Coaching manquant

Publié le par FatherTom

Il y a des matches qui paraissent plus longs que d'autres... Au cours de la seconde mi-temps du match Lens-Nîmes (1-3), samedi dernier, le chronomètre semblait aussi gelé que les spectateurs de Bollaert. Il est vrai que les Sang et Or, menés au score, en faisaient peu pour les réchauffer.

Quand l'équipe en place semble être dans une impasse, du sang frais peut être le bienvenu. Depuis le début de la saison, cinq remplaçants se sont d'ailleurs montrés décisif : Kévin Fortuné, auteur de l'égalisation finale face à Tours (2-2) le 5 août ; Benjamin Bourigeaud, amenant la victoire à Valenciennes (1-2) le 24 septembre ; Viktor Klonaridis, auteur de l'égalisation face à Reims (1-1) le 22 octobre ; Jean-Ricner Bellegarde, auteur de la passe décisive face aux Champenois ; Mathias Autret, lançant Fortuné vers le but de la victoire face au Gazélec Ajaccio (2-1) le 17 décembre.
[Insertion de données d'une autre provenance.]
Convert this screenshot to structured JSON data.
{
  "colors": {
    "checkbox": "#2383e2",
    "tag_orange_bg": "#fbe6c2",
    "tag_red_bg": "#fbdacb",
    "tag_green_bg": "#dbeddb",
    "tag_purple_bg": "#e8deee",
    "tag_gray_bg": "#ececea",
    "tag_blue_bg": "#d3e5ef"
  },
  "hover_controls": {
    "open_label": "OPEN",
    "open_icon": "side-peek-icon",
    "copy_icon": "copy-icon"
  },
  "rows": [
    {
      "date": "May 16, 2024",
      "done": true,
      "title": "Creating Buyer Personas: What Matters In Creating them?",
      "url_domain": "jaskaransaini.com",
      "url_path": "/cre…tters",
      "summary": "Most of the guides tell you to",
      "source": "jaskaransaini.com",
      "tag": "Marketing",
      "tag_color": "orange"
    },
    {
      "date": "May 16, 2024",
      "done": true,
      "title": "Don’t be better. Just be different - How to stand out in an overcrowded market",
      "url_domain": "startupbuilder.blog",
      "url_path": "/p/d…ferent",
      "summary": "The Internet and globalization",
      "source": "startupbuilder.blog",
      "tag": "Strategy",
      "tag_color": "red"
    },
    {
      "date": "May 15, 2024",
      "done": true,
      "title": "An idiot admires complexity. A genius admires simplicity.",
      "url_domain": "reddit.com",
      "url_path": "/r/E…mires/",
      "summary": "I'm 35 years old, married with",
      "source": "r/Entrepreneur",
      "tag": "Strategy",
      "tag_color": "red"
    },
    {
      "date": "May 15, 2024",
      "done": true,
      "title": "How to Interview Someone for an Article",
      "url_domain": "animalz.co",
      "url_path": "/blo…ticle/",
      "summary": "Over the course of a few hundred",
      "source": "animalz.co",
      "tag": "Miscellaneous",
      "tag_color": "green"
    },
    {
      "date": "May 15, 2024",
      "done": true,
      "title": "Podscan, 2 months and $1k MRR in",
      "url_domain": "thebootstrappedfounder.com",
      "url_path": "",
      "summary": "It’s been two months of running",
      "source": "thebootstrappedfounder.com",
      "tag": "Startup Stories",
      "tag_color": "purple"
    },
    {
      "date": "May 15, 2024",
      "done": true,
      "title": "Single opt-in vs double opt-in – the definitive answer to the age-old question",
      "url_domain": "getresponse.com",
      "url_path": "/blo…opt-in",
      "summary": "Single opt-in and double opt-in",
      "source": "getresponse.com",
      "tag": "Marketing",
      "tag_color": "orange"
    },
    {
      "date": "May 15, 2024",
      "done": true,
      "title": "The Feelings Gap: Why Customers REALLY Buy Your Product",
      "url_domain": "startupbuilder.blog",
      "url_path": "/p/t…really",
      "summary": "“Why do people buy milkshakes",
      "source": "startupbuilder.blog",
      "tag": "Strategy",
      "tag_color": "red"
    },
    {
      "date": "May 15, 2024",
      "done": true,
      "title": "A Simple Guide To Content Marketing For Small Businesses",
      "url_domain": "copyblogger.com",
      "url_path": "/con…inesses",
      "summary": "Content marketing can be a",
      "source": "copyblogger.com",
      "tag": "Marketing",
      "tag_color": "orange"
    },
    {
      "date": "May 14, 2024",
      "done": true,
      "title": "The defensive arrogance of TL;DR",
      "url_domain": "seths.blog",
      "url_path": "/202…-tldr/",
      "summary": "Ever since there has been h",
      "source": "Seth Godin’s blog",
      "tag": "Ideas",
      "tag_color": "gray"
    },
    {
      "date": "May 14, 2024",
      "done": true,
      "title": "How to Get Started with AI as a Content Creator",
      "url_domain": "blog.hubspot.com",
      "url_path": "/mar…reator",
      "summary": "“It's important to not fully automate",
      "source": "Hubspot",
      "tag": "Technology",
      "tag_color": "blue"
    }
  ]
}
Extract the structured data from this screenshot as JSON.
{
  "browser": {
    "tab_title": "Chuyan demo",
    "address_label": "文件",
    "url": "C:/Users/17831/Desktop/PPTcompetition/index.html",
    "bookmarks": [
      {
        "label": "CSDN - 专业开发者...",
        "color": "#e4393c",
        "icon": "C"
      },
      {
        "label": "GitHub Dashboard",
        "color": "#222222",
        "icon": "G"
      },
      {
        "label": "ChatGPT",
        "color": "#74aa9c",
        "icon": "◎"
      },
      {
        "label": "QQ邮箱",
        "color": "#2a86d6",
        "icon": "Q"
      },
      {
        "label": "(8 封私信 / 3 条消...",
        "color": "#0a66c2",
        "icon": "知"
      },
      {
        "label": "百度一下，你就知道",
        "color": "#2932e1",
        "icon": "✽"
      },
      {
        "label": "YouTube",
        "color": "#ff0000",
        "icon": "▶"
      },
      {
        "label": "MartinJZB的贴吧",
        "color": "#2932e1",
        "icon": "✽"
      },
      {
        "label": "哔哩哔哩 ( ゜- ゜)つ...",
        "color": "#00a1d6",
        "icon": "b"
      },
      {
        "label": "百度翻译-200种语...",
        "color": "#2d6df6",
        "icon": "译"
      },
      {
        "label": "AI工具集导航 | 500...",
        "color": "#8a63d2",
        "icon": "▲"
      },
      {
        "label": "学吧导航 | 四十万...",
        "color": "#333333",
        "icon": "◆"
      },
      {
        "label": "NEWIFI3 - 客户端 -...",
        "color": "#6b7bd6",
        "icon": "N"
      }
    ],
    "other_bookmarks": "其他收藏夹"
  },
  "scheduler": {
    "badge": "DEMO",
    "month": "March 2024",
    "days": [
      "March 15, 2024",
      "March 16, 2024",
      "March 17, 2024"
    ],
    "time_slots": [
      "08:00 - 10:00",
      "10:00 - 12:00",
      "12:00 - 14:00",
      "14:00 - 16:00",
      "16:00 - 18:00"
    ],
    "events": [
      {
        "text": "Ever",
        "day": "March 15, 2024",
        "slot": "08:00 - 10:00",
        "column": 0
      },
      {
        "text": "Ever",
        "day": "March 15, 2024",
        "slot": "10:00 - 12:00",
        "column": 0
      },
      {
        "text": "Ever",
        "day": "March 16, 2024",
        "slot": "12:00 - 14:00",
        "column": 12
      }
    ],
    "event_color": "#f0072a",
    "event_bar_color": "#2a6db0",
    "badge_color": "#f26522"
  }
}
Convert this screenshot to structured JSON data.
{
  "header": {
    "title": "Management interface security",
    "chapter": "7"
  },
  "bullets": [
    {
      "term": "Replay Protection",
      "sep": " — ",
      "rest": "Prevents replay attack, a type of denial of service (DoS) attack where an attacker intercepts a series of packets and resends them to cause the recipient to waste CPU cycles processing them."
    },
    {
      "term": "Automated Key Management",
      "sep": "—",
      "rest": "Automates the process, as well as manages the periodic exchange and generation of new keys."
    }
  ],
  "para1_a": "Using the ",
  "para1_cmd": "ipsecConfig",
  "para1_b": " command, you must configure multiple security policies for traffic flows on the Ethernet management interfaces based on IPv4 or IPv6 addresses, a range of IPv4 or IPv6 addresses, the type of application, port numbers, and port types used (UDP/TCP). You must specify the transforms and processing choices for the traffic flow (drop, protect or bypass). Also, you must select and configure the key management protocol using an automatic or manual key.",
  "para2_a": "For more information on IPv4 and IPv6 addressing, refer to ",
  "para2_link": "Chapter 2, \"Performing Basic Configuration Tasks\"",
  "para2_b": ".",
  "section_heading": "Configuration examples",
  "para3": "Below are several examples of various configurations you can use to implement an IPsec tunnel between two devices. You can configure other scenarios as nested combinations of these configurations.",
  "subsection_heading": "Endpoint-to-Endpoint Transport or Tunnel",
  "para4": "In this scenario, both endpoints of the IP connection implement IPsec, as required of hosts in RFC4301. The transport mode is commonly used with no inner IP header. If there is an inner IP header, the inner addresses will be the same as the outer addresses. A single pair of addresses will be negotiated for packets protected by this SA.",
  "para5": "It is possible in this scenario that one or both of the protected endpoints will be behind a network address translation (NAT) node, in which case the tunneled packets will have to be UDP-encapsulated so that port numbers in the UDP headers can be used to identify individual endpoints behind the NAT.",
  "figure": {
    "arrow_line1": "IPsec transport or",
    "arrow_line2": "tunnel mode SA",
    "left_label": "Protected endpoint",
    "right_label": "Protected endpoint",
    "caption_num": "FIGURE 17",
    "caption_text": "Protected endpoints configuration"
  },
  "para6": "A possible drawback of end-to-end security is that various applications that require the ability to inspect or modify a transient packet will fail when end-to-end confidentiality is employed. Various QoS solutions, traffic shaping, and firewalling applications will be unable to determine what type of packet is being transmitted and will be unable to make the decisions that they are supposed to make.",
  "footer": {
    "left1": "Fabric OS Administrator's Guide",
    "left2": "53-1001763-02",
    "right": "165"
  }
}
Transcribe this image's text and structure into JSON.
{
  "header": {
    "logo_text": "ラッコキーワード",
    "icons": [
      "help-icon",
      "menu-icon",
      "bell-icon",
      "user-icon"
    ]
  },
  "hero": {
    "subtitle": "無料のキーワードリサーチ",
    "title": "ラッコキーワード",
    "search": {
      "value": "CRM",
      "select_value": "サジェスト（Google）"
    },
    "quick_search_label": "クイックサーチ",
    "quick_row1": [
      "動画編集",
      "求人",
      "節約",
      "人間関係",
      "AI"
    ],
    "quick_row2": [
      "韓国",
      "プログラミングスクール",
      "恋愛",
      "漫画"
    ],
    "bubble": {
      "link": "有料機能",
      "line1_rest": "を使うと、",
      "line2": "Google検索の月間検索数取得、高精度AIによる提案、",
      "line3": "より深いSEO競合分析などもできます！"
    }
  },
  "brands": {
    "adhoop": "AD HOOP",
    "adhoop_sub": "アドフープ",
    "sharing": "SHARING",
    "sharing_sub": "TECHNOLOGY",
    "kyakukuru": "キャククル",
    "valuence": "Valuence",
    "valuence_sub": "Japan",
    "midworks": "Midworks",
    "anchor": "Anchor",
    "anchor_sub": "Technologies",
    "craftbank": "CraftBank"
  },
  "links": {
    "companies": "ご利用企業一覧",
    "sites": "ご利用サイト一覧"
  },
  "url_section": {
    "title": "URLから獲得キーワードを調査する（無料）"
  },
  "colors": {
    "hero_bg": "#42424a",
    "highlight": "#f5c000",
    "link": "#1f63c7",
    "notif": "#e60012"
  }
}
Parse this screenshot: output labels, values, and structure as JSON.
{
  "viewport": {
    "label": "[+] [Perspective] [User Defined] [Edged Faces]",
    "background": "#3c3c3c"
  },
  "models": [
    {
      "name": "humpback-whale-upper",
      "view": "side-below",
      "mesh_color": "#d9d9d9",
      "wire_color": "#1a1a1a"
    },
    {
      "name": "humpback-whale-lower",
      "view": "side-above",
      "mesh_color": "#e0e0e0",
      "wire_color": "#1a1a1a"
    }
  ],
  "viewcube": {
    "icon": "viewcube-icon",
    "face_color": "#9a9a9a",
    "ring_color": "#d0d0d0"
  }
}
Malheureusement, face à Nîmes, la résignation avait envahi le banc de touche. "Le troisième but a sonné la fin de nos espérances", lançait ainsi Alain Casanova. Il restait pourtant près d'une demi-heure à ses joueurs pour tenter de revenir dans le match. Pour la neuvième fois de suite en Ligue 2, l'entraîneur lensois allait se contenter de ne procéder qu'à deux changements, alors qu'il est autorisé à en faire trois.

Depuis le 22 octobre, dernière fois où le coach artésien a remplacé trois joueurs, c'est donc l'équivalent de neuf joueurs qui auraient pu prétendre jouer mais qui ont dû se contenter de regarder leurs partenaires. La gestion de son effectif par Casanova interpelle : en plus de se passer définitivement des services de certains joueurs (voir notre article Le rêve de Chevalier a déjà pris fin), l'ancien Toulousain réduit drastiquement le groupe de ceux qui jouent.